Southern Launch strives to be the Polar Earth Orbit launch operator of choice as well as provide fit for purpose, robust and cost effective space vehicle ascent avionics.
Australia is in danger of being left behind in the space race. Although Australian GDP contributes 1.8% of the global economy, Australia only owns 0.8% of the global space economy. Since 2015 the global space economy has grown at a rate of 9.52% per annum compared to a world GDP growth rate of 2.87% and Australian GDP growth of less than 2%. Of key interest is that the worldwide small satellite industry is expected to grow from 28 satellites launched in 2008 to over 3000 by 2020 representing a very large technology investment that will surpass the total number of satellites already on orbit around the Earth. This exponential growth in satellite use is indicative of the shift in focus away from space being used primarily for Defence applications towards commercial Earth observation operations that now consume 73% of all satellite operations as of 2016.

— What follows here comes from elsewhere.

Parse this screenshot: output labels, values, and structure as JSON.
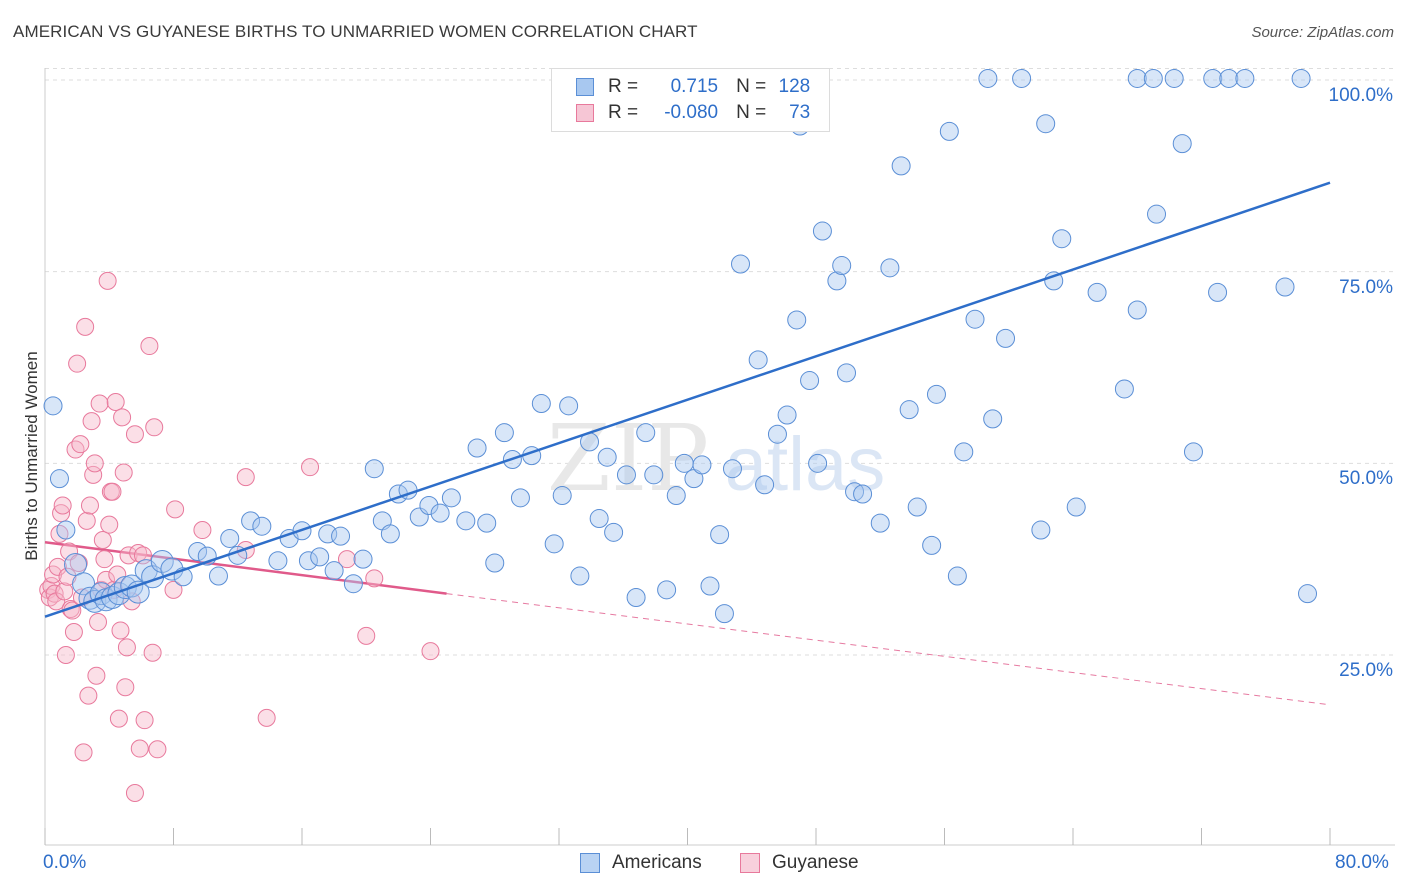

Due to advances in satellite technologies, operations that were historically only possible using large spacecraft operating in Geostationary Earth Orbits (GEO), are now possible with small nano- and micro-satellites in Low Earth Orbit (LEO). This spacecraft orbit altitude change from approximately 36000km down to 1000km, with the resulting reduction in requisite satellite size from more than 500kg to less than 100kg, represents an order of magnitude reduction in design, construction and launch costs. This has reduced the barrier to entry for satellite design and manufacture allowing Australian universities and small startups to enter the market.
With the closure of motor vehicle manufacturing in Australia there is a need for a refocus on newer, more futuristic technologies. The known multiplicative effect of investments in the high technology space industry has across the broader economy provides Australia with the opportunity to become a gateway to space and and international leader in space technologies.